In order to make naturally derived enzymes useful in the laboratory, it is often necessary to alter their genetic makeup. Otherwise, the naturally occurring enzymes may not be efficient in an artificially induced procedure. Although the enzymes of P. furiosus function optimally at a high temperature, scientists may not necessarily want to carry out a procedure at 100 °C. Consequently, in this case, the specific enzyme AdhA was taken from P. furiosus and put through various mutations in a laboratory in order to obtain a suitable alcohol dehydrogenase for use in artificial processes. This allowed scientists to obtain a mutant enzyme that could function efficiently at lower temperatures and maintain productivity.

=== In plants ===
The expression of a certain gene found in P. furiosus in plants can also render them more durable by increasing their tolerance for heat. In response to environmental stresses such as heat exposure, plants produce reactive oxygen species which can result in cell death. If these free radicals are removed, cell death can be delayed. Enzymes in plants called superoxide dismutases remove superoxide anion radicals from cells, but increasing the amount and activity of these enzymes is difficult and not the most efficient way to go about improving the durability of plants.

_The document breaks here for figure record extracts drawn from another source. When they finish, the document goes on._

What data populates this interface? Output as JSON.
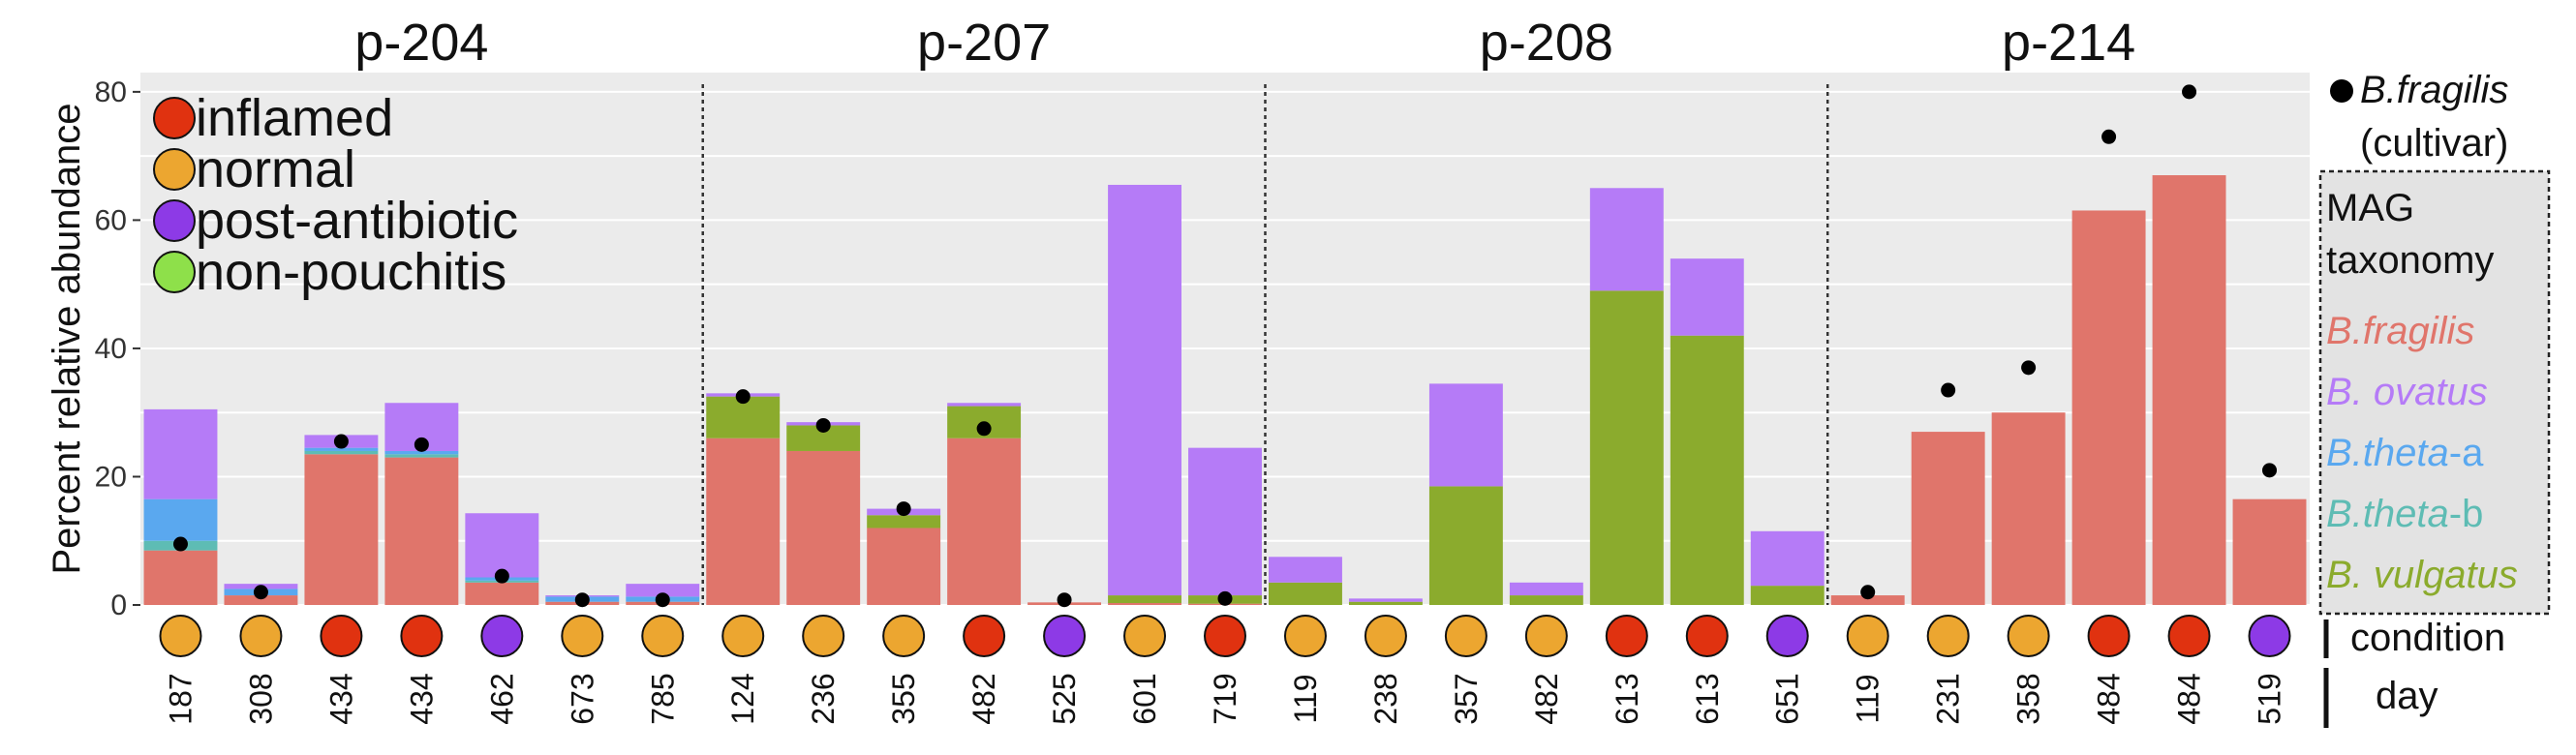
{
  "chart_data": {
    "type": "bar",
    "stacked": true,
    "ylabel": "Percent relative abundance",
    "ylim": [
      0,
      83
    ],
    "yticks": [
      0,
      20,
      40,
      60,
      80
    ],
    "grid": true,
    "panels": [
      {
        "title": "p-204",
        "days": [
          "187",
          "308",
          "434",
          "434",
          "462",
          "673",
          "785"
        ],
        "conditions": [
          "normal",
          "normal",
          "inflamed",
          "inflamed",
          "post-antibiotic",
          "normal",
          "normal"
        ],
        "fragilis": [
          8.5,
          1.5,
          23.5,
          23,
          3.5,
          0.5,
          0.5
        ],
        "vulgatus": [
          0,
          0,
          0,
          0,
          0,
          0,
          0
        ],
        "theta_b": [
          1.5,
          0,
          0.5,
          0.5,
          0.3,
          0,
          0
        ],
        "theta_a": [
          6.5,
          1,
          0.5,
          0.5,
          0.5,
          0.8,
          0.8
        ],
        "ovatus": [
          14,
          0.8,
          2,
          7.5,
          10,
          0.2,
          2
        ],
        "cultivar": [
          9.5,
          2,
          25.5,
          25,
          4.5,
          0.8,
          0.8
        ]
      },
      {
        "title": "p-207",
        "days": [
          "124",
          "236",
          "355",
          "482",
          "525",
          "601",
          "719"
        ],
        "conditions": [
          "normal",
          "normal",
          "normal",
          "inflamed",
          "post-antibiotic",
          "normal",
          "inflamed"
        ],
        "fragilis": [
          26,
          24,
          12,
          26,
          0.4,
          0.3,
          0.2
        ],
        "vulgatus": [
          6.5,
          4,
          2,
          5,
          0,
          1.2,
          1.3
        ],
        "theta_b": [
          0,
          0,
          0,
          0,
          0,
          0,
          0
        ],
        "theta_a": [
          0,
          0,
          0,
          0,
          0,
          0,
          0
        ],
        "ovatus": [
          0.5,
          0.5,
          1,
          0.5,
          0,
          64,
          23
        ],
        "cultivar": [
          32.5,
          28,
          15,
          27.5,
          0.8,
          null,
          1
        ]
      },
      {
        "title": "p-208",
        "days": [
          "119",
          "238",
          "357",
          "482",
          "613",
          "613",
          "651"
        ],
        "conditions": [
          "normal",
          "normal",
          "normal",
          "normal",
          "inflamed",
          "inflamed",
          "post-antibiotic"
        ],
        "fragilis": [
          0,
          0,
          0,
          0,
          0,
          0,
          0
        ],
        "vulgatus": [
          3.5,
          0.5,
          18.5,
          1.5,
          49,
          42,
          3
        ],
        "theta_b": [
          0,
          0,
          0,
          0,
          0,
          0,
          0
        ],
        "theta_a": [
          0,
          0,
          0,
          0,
          0,
          0,
          0
        ],
        "ovatus": [
          4,
          0.5,
          16,
          2,
          16,
          12,
          8.5
        ],
        "cultivar": [
          null,
          null,
          null,
          null,
          null,
          null,
          null
        ]
      },
      {
        "title": "p-214",
        "days": [
          "119",
          "231",
          "358",
          "484",
          "484",
          "519"
        ],
        "conditions": [
          "normal",
          "normal",
          "normal",
          "inflamed",
          "inflamed",
          "post-antibiotic"
        ],
        "fragilis": [
          1.5,
          27,
          30,
          61.5,
          67,
          16.5
        ],
        "vulgatus": [
          0,
          0,
          0,
          0,
          0,
          0
        ],
        "theta_b": [
          0,
          0,
          0,
          0,
          0,
          0
        ],
        "theta_a": [
          0,
          0,
          0,
          0,
          0,
          0
        ],
        "ovatus": [
          0,
          0,
          0,
          0,
          0,
          0
        ],
        "cultivar": [
          2,
          33.5,
          37,
          73,
          80,
          21
        ]
      }
    ],
    "series": [
      {
        "key": "fragilis",
        "name": "B.fragilis",
        "color": "#e0756b"
      },
      {
        "key": "vulgatus",
        "name": "B. vulgatus",
        "color": "#8bab2d"
      },
      {
        "key": "theta_b",
        "name": "B.theta-b",
        "color": "#5ebcb4"
      },
      {
        "key": "theta_a",
        "name": "B.theta-a",
        "color": "#5aa8ef"
      },
      {
        "key": "ovatus",
        "name": "B. ovatus",
        "color": "#b57bf7"
      }
    ],
    "condition_colors": {
      "inflamed": "#e03210",
      "normal": "#eca630",
      "post-antibiotic": "#8d3ae6",
      "non-pouchitis": "#8ee04a"
    },
    "condition_legend": [
      "inflamed",
      "normal",
      "post-antibiotic",
      "non-pouchitis"
    ],
    "cultivar_label": [
      "B.fragilis",
      "(cultivar)"
    ],
    "mag_taxonomy_title": [
      "MAG",
      "taxonomy"
    ],
    "taxonomy_legend": [
      {
        "italic": "B.fragilis",
        "suffix": "",
        "color": "#e0756b"
      },
      {
        "italic": "B. ovatus",
        "suffix": "",
        "color": "#b57bf7"
      },
      {
        "italic": "B.theta",
        "suffix": "-a",
        "color": "#5aa8ef"
      },
      {
        "italic": "B.theta",
        "suffix": "-b",
        "color": "#5ebcb4"
      },
      {
        "italic": "B. vulgatus",
        "suffix": "",
        "color": "#8bab2d"
      }
    ],
    "row_labels": {
      "condition": "condition",
      "day": "day"
    }
  }
}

By introducing the superoxide reductases of P. furiosus into plants, the levels of O_{2} can be rapidly reduced. Scientists tested this method using the Arabidopsis thaliana plant. As a result of this procedure, cell death in plants occurs less often, therefore resulting in a reduction in the severity of responses to environmental stress. This enhances the survival of plants, making them more resistant to light, chemical, and heat stress.

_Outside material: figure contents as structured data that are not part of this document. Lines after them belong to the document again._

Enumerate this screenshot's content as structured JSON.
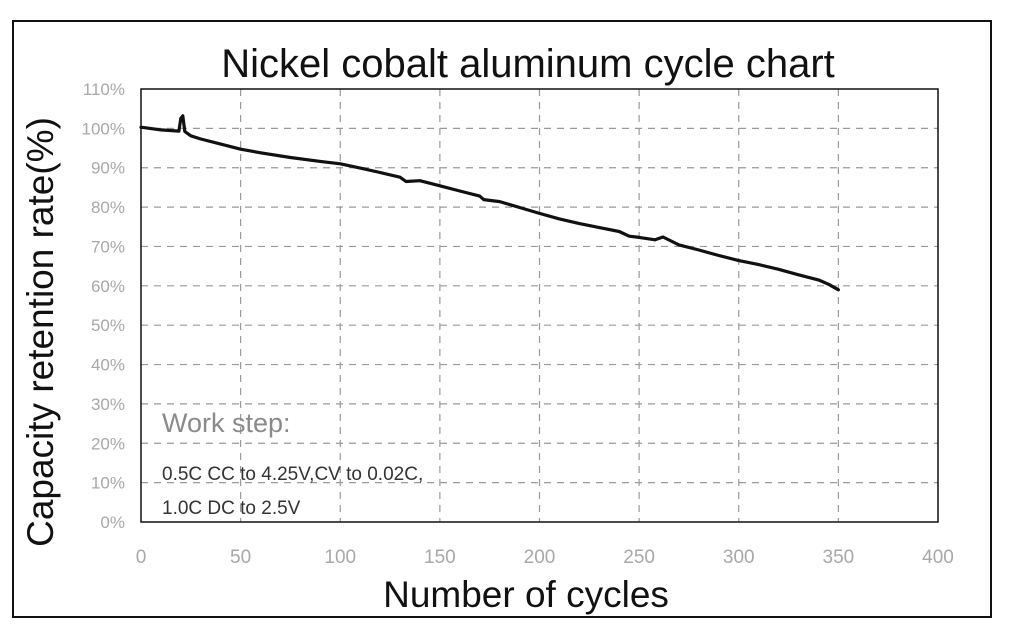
{
  "chart_data": {
    "type": "line",
    "title": "Nickel cobalt aluminum cycle chart",
    "xlabel": "Number of cycles",
    "ylabel": "Capacity retention rate(%)",
    "xlim": [
      0,
      400
    ],
    "ylim": [
      0,
      110
    ],
    "x_ticks": [
      0,
      50,
      100,
      150,
      200,
      250,
      300,
      350,
      400
    ],
    "y_ticks": [
      0,
      10,
      20,
      30,
      40,
      50,
      60,
      70,
      80,
      90,
      100,
      110
    ],
    "y_tick_labels": [
      "0%",
      "10%",
      "20%",
      "30%",
      "40%",
      "50%",
      "60%",
      "70%",
      "80%",
      "90%",
      "100%",
      "110%"
    ],
    "grid": true,
    "series": [
      {
        "name": "Capacity retention",
        "x": [
          0,
          10,
          19,
          20,
          21,
          22,
          25,
          30,
          40,
          50,
          60,
          75,
          90,
          100,
          110,
          120,
          130,
          133,
          140,
          150,
          160,
          170,
          172,
          180,
          190,
          200,
          210,
          220,
          230,
          240,
          245,
          250,
          258,
          262,
          270,
          280,
          290,
          300,
          310,
          320,
          330,
          340,
          345,
          350
        ],
        "y": [
          100.3,
          99.6,
          99.3,
          102.5,
          103.2,
          99.2,
          98.1,
          97.3,
          96.0,
          94.7,
          93.8,
          92.6,
          91.6,
          91.0,
          89.9,
          88.8,
          87.6,
          86.5,
          86.7,
          85.4,
          84.1,
          82.8,
          81.9,
          81.4,
          79.9,
          78.4,
          77.0,
          75.8,
          74.8,
          73.8,
          72.6,
          72.3,
          71.7,
          72.4,
          70.4,
          69.1,
          67.7,
          66.4,
          65.4,
          64.2,
          62.8,
          61.5,
          60.4,
          59.0
        ]
      }
    ],
    "annotation": {
      "heading": "Work step:",
      "lines": [
        "0.5C CC to 4.25V,CV to 0.02C,",
        "1.0C DC to 2.5V"
      ]
    }
  }
}
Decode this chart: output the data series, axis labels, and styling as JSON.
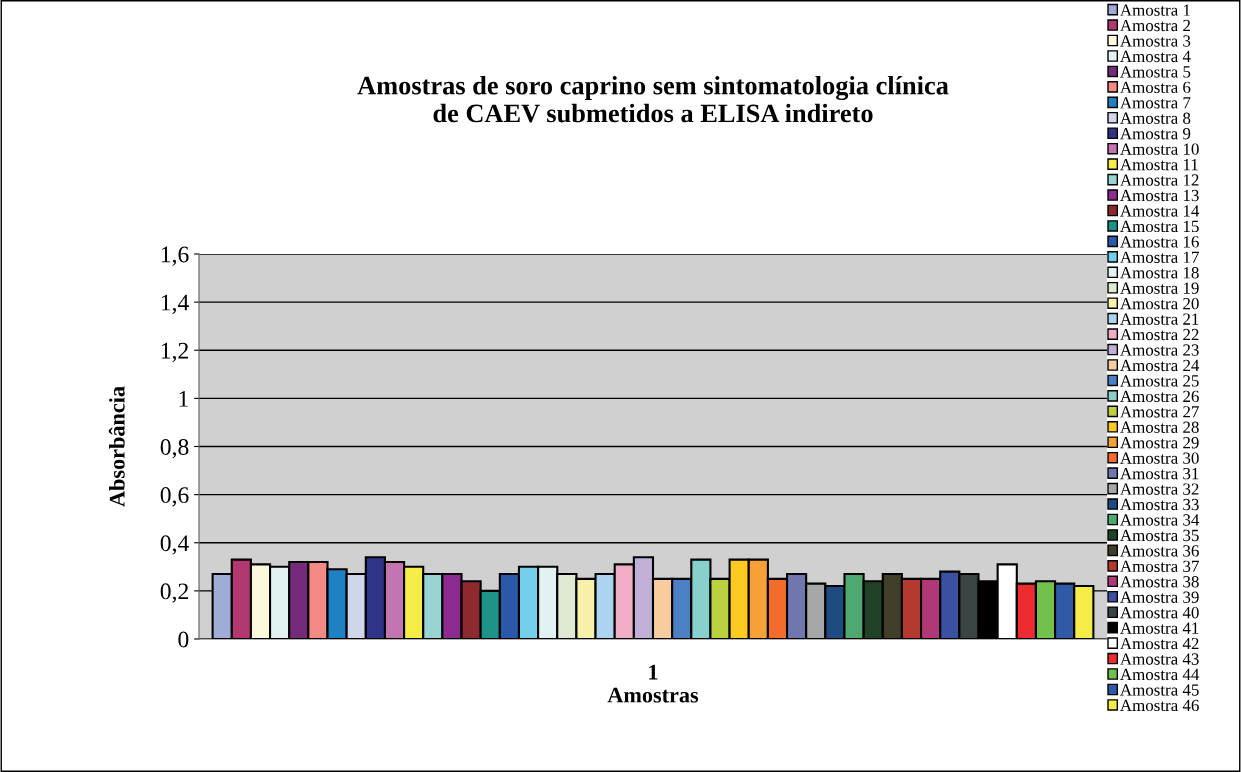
{
  "chart_data": {
    "type": "bar",
    "title": "Amostras de soro caprino sem sintomatologia clínica\nde CAEV submetidos a ELISA indireto",
    "xlabel": "Amostras",
    "ylabel": "Absorbância",
    "categories": [
      "1"
    ],
    "ylim": [
      0,
      1.6
    ],
    "yticks": [
      {
        "value": 0,
        "label": "0"
      },
      {
        "value": 0.2,
        "label": "0,2"
      },
      {
        "value": 0.4,
        "label": "0,4"
      },
      {
        "value": 0.6,
        "label": "0,6"
      },
      {
        "value": 0.8,
        "label": "0,8"
      },
      {
        "value": 1,
        "label": "1"
      },
      {
        "value": 1.2,
        "label": "1,2"
      },
      {
        "value": 1.4,
        "label": "1,4"
      },
      {
        "value": 1.6,
        "label": "1,6"
      }
    ],
    "grid": "y",
    "legend": "right",
    "series": [
      {
        "name": "Amostra 1",
        "color": "#a0acd8",
        "values": [
          0.27
        ]
      },
      {
        "name": "Amostra 2",
        "color": "#b23870",
        "values": [
          0.33
        ]
      },
      {
        "name": "Amostra 3",
        "color": "#fcf8dc",
        "values": [
          0.31
        ]
      },
      {
        "name": "Amostra 4",
        "color": "#e2f2f2",
        "values": [
          0.3
        ]
      },
      {
        "name": "Amostra 5",
        "color": "#742c7a",
        "values": [
          0.32
        ]
      },
      {
        "name": "Amostra 6",
        "color": "#f48a84",
        "values": [
          0.32
        ]
      },
      {
        "name": "Amostra 7",
        "color": "#2080c4",
        "values": [
          0.29
        ]
      },
      {
        "name": "Amostra 8",
        "color": "#d0d6ea",
        "values": [
          0.27
        ]
      },
      {
        "name": "Amostra 9",
        "color": "#303488",
        "values": [
          0.34
        ]
      },
      {
        "name": "Amostra 10",
        "color": "#c474b0",
        "values": [
          0.32
        ]
      },
      {
        "name": "Amostra 11",
        "color": "#f6ec48",
        "values": [
          0.3
        ]
      },
      {
        "name": "Amostra 12",
        "color": "#98d4d4",
        "values": [
          0.27
        ]
      },
      {
        "name": "Amostra 13",
        "color": "#8c2c90",
        "values": [
          0.27
        ]
      },
      {
        "name": "Amostra 14",
        "color": "#8c2a30",
        "values": [
          0.24
        ]
      },
      {
        "name": "Amostra 15",
        "color": "#1e9488",
        "values": [
          0.2
        ]
      },
      {
        "name": "Amostra 16",
        "color": "#2c58a8",
        "values": [
          0.27
        ]
      },
      {
        "name": "Amostra 17",
        "color": "#74d0ea",
        "values": [
          0.3
        ]
      },
      {
        "name": "Amostra 18",
        "color": "#e2f2f2",
        "values": [
          0.3
        ]
      },
      {
        "name": "Amostra 19",
        "color": "#e0ead2",
        "values": [
          0.27
        ]
      },
      {
        "name": "Amostra 20",
        "color": "#f8f0a8",
        "values": [
          0.25
        ]
      },
      {
        "name": "Amostra 21",
        "color": "#acd4f0",
        "values": [
          0.27
        ]
      },
      {
        "name": "Amostra 22",
        "color": "#f0aec8",
        "values": [
          0.31
        ]
      },
      {
        "name": "Amostra 23",
        "color": "#c0b0d8",
        "values": [
          0.34
        ]
      },
      {
        "name": "Amostra 24",
        "color": "#f8cc9c",
        "values": [
          0.25
        ]
      },
      {
        "name": "Amostra 25",
        "color": "#4a80c4",
        "values": [
          0.25
        ]
      },
      {
        "name": "Amostra 26",
        "color": "#88d0cc",
        "values": [
          0.33
        ]
      },
      {
        "name": "Amostra 27",
        "color": "#bcd040",
        "values": [
          0.25
        ]
      },
      {
        "name": "Amostra 28",
        "color": "#fcca20",
        "values": [
          0.33
        ]
      },
      {
        "name": "Amostra 29",
        "color": "#f6a038",
        "values": [
          0.33
        ]
      },
      {
        "name": "Amostra 30",
        "color": "#f26c2c",
        "values": [
          0.25
        ]
      },
      {
        "name": "Amostra 31",
        "color": "#7076ae",
        "values": [
          0.27
        ]
      },
      {
        "name": "Amostra 32",
        "color": "#a6a8a8",
        "values": [
          0.23
        ]
      },
      {
        "name": "Amostra 33",
        "color": "#1e4c80",
        "values": [
          0.22
        ]
      },
      {
        "name": "Amostra 34",
        "color": "#4ea870",
        "values": [
          0.27
        ]
      },
      {
        "name": "Amostra 35",
        "color": "#224228",
        "values": [
          0.24
        ]
      },
      {
        "name": "Amostra 36",
        "color": "#403e28",
        "values": [
          0.27
        ]
      },
      {
        "name": "Amostra 37",
        "color": "#b43a30",
        "values": [
          0.25
        ]
      },
      {
        "name": "Amostra 38",
        "color": "#b03878",
        "values": [
          0.25
        ]
      },
      {
        "name": "Amostra 39",
        "color": "#3a50a0",
        "values": [
          0.28
        ]
      },
      {
        "name": "Amostra 40",
        "color": "#3a4444",
        "values": [
          0.27
        ]
      },
      {
        "name": "Amostra 41",
        "color": "#000000",
        "values": [
          0.24
        ]
      },
      {
        "name": "Amostra 42",
        "color": "#ffffff",
        "values": [
          0.31
        ]
      },
      {
        "name": "Amostra 43",
        "color": "#ec2c30",
        "values": [
          0.23
        ]
      },
      {
        "name": "Amostra 44",
        "color": "#74c04c",
        "values": [
          0.24
        ]
      },
      {
        "name": "Amostra 45",
        "color": "#2e5aa8",
        "values": [
          0.23
        ]
      },
      {
        "name": "Amostra 46",
        "color": "#f6ec48",
        "values": [
          0.22
        ]
      }
    ]
  }
}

This study could potentially be used as a starting point to creating plants that could survive in more extreme climates on other planets such as Mars. By introducing more enzymes from extremophiles like P. furiosus into other species of plants, it may be possible to create incredibly resistant species.

=== In researching amino acids ===
By comparing P. furiosus with a related species of archaea, Pyrococcus abyssi, scientists have tried to determine the correlation between certain amino acids and affinity for certain pressures in different species. P. furiosus is not barophilic, while P. abyssi is, meaning that it functions optimally at very high pressures. Using two hyperthermophilic species of archaea lessens the possibility of deviations having to do with temperature of the environment, essentially reducing the variables in the experimental design.

Besides yielding information about the barophilicity of certain amino acids, the experiment also provided valuable insight into the origin of the genetic code and its organizational influences. It was found that most of the amino acids that determined barophilicity were also found to be important in the organization of the genetic code. It was also found that more polar amino acids and smaller amino acids were more likely to be barophilic. Through the comparison of these two archaea, the conclusion was reached that the genetic code was likely structured under high hydrostatic pressure, and that hydrostatic pressure was a more influential factor in determining genetic code than temperature.

== History ==
Pyrococcus furiosus was originally isolated anaerobically from geothermal marine sediments with temperatures between 90 °C and 100 °C collected at the beach of Porto Levante, Vulcano Island, Italy. It was first described by Karl Stetter of the University of Regensburg in Germany, and a colleague, Gerhard Fiala. Pyrococcus furiosus actually originated a new genus of archaea with its relatively recent discovery in 1986.

The name Pyrococcus means "fireball" in Greek, to refer to the extremophile's round shape and ability to grow in temperatures of around 100 degrees Celsius. The species name furiosus means 'rushing' in Latin, and refers to the extremophile's doubling time and rapid swimming.